With Australia's huge mining investment boom now running out of steam, the construction sector has found solace in the federal government's plan, announced last month, for nearly $24 billion in infrastructure spending over the next six years. But industry executives are concerned about an unforeseen budget deficit and too few incentives for private investment approaches.
The budget is a "long-overdue investment in nation-building infrastructure," says Peter Bailey, CEO of designer Arup Group's Melbourne-based Australasia region. Finance Minister Wayne Swan said the budget includes about $3 billion for Melbourne's new subway, $2.1-billion for road-rail projects in Sydney and $680 million for a Brisbane rail link.
Despite these "welcome" project commitments, federal spending plans do not go far enough to compensate for "evaporating mining-related investment," says Brendan Lyon, CEO of Infrastructure Partnerships Australia.

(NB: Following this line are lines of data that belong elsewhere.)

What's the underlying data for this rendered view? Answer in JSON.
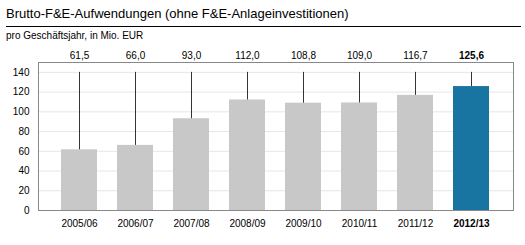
{
  "chart_data": {
    "type": "bar",
    "title": "Brutto-F&E-Aufwendungen (ohne F&E-Anlageinvestitionen)",
    "subtitle": "pro Geschäftsjahr, in Mio. EUR",
    "categories": [
      "2005/06",
      "2006/07",
      "2007/08",
      "2008/09",
      "2009/10",
      "2010/11",
      "2011/12",
      "2012/13"
    ],
    "values": [
      61.5,
      66.0,
      93.0,
      112.0,
      108.8,
      109.0,
      116.7,
      125.6
    ],
    "value_labels": [
      "61,5",
      "66,0",
      "93,0",
      "112,0",
      "108,8",
      "109,0",
      "116,7",
      "125,6"
    ],
    "colors": [
      "#c8c8c8",
      "#c8c8c8",
      "#c8c8c8",
      "#c8c8c8",
      "#c8c8c8",
      "#c8c8c8",
      "#c8c8c8",
      "#1874a0"
    ],
    "ylim": [
      0,
      150
    ],
    "yticks": [
      0,
      20,
      40,
      60,
      80,
      100,
      120,
      140
    ],
    "grid": true,
    "data_labels": true
  }
}
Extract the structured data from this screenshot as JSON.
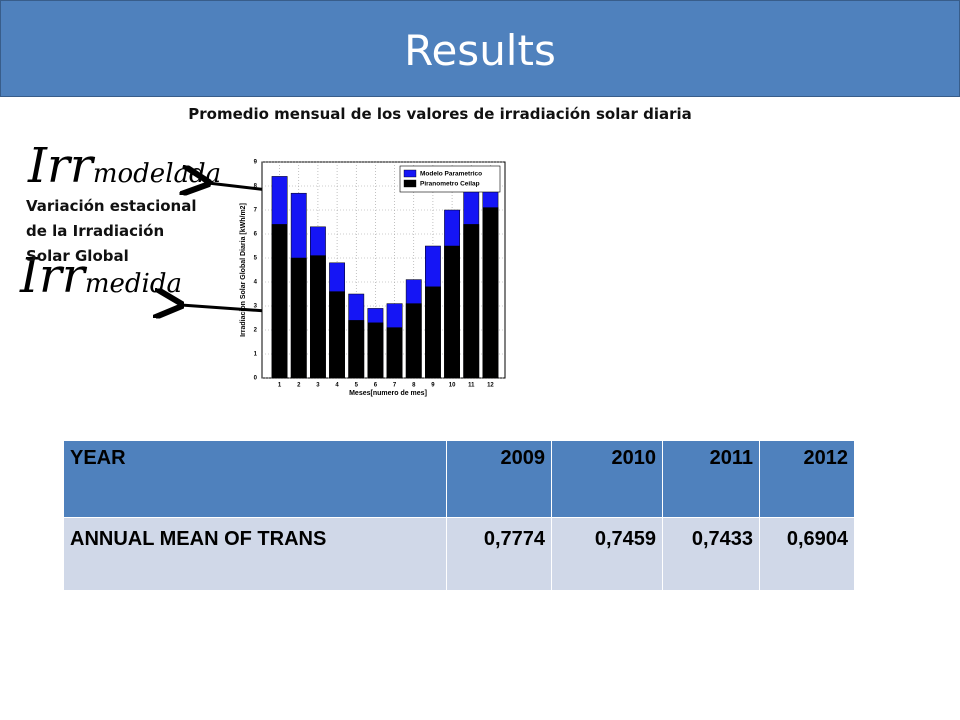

Declining global demand for natural resources and the high value of the Australian dollar have resulted in "the second-largest revenue write-down since the Great Depression," Swan concedes. He says these factors contributed to this year's unexpected $19-billion federal deficit. Even so, the government's predicted peak net debt, at 11.4% of GDP, is a fraction of what U.S and large European economies carry. Australia's economy is shifting toward construction and goods distribution, says the Reserve Bank of Australia.
But with a backlog of needs, "more needs to be done to encourage private-sector investment through the appropriate sharing of risk or provision of tax incentives," Bailey said. Published reports in Australia say the government is exploring industry's call for a federal-state infrastructure investment fund that would offer institutional and retail investors better long-term returns than government bond rates. While engineering and construction "reached phenomenal heights" during the resources boom, activity "is expected to remain strong," says industry group Master Builders Australia.